Econometrics vs Machine Learning
Econometrics is the study of causality. The core of econometrics is the OLS (Ordinary Least Squares Regression). It begins with an equation and fits Beta values (gradients) to minimize the sum of errors. In all the regressors (x variables), one would be the causal regressor of interest, and the rest are controls; or in economist-speak, covariates.
Economic applications revolve around the condition of ceteris paribus; or “all other things being equal”. What happens to y for a 1 unit/1 percent change in x? Machine learning revolves around the condition of mutatis mutandis; or “allowing other things to change accordingly”. This targets the problem of prediction through a multiple-correlation approach. For the former, causality is explicit and interpretable. for the latter, causality is a wicked, complex problem, and causal channels are often a black box.
Econometricians care about efficiency (reducing variance in the beta estimate), and how strong the inductive argument for causality is. They care about dealing with data specific to societal and market behaviour, which will have its quirks. They also care about using creative ways to argue for causality, identifying so called “natural experiments” in their studies.
Machine Learning scientists care about the bias-variance trade off, and the balance between the overfitting and accuracy of a prediction model. Besides prediction, machine learning scientists also work on extracting information from high volumes of data. The former is commonly known as “supervised learning”, and the latter, “unsupervised”.

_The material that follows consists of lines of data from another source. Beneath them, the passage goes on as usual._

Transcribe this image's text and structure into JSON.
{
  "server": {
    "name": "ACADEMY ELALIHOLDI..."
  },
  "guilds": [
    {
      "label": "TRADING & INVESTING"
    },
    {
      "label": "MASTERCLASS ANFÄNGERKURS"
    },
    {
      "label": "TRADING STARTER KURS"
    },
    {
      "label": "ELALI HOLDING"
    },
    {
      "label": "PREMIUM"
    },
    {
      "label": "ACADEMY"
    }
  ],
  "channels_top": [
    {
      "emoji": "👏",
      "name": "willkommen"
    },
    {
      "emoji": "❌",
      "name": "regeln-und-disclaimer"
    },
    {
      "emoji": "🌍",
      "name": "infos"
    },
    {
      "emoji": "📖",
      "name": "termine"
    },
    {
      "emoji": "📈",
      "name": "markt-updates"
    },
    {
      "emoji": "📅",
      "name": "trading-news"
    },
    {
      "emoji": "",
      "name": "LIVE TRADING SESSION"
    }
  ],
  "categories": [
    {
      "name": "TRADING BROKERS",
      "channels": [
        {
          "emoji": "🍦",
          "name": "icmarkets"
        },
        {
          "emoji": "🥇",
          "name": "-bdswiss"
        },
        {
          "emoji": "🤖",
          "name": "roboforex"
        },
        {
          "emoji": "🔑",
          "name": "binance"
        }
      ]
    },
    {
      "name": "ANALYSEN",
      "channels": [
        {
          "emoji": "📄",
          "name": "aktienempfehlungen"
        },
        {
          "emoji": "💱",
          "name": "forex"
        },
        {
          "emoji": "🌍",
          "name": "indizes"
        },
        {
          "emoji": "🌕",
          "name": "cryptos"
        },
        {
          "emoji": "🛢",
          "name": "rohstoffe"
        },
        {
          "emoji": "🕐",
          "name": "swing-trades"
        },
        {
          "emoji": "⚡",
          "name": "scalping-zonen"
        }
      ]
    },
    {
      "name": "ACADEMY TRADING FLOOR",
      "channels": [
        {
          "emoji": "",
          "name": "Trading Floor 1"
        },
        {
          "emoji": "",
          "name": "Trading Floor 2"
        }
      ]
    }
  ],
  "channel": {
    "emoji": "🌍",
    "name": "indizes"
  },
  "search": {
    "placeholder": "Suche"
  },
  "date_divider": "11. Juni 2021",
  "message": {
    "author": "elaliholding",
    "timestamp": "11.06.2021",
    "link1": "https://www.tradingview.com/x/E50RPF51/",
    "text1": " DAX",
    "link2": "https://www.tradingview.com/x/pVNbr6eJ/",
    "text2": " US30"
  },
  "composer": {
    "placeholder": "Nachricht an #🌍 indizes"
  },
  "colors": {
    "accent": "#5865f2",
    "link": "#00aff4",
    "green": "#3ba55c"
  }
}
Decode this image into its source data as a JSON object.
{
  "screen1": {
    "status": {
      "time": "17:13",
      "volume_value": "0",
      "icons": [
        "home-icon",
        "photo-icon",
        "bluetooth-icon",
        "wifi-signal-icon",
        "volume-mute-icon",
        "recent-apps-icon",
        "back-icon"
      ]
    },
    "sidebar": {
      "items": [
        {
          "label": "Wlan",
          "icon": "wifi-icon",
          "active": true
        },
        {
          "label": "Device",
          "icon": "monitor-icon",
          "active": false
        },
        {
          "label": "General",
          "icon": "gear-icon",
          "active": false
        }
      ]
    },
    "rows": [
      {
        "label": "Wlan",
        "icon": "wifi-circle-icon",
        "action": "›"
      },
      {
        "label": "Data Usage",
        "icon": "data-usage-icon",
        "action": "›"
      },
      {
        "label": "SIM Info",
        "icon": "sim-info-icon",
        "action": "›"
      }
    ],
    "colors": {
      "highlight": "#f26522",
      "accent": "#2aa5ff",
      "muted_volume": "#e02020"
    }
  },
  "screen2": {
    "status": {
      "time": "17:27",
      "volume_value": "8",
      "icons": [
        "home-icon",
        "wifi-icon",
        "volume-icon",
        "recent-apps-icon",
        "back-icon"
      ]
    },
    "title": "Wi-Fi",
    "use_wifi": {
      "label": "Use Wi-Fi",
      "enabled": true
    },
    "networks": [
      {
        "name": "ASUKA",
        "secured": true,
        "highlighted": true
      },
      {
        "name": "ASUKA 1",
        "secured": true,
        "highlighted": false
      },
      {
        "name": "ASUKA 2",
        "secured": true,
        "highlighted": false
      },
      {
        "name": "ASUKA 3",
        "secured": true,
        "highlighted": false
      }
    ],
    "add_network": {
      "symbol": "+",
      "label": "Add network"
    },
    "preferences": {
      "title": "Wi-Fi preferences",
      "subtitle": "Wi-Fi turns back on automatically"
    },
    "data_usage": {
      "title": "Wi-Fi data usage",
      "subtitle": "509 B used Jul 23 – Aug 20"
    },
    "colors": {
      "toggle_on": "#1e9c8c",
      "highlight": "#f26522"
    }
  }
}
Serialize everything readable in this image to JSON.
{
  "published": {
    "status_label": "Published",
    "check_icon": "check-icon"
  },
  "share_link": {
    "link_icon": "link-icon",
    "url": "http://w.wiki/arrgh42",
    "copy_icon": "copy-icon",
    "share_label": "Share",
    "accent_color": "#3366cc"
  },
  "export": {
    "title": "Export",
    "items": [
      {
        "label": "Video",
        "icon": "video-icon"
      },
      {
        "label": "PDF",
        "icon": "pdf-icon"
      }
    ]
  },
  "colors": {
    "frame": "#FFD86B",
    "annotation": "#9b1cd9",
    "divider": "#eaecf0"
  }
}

It does not seem one approach is necessarily better than another, but from this lens it’s clear why machine learning is currently in vogue, since the performance of ML models as a whole scale, at least logarithmically, to the amount of data available.
Does Econometrics still Matter?
You’re not alone if you think that ceteris paribus conditions never hold in a emergent systems like the economy, and probably ML techniques might better uncover patterns that continue into the future. But econometrics still matters. It is underpinned by human agency, and the assumption that we can figure out how to produce effects on the system itself.
There is a huge design space in bringing ML techniques into econometric studies. For example, in our age of big data, the number of covariates and interaction terms can outnumber the observations. Do we as econometricians leave such heterogeneity out of our regression models, or brusquely relegate them to so-called fixed effects? Machine learning can help us cope with this far more precisely.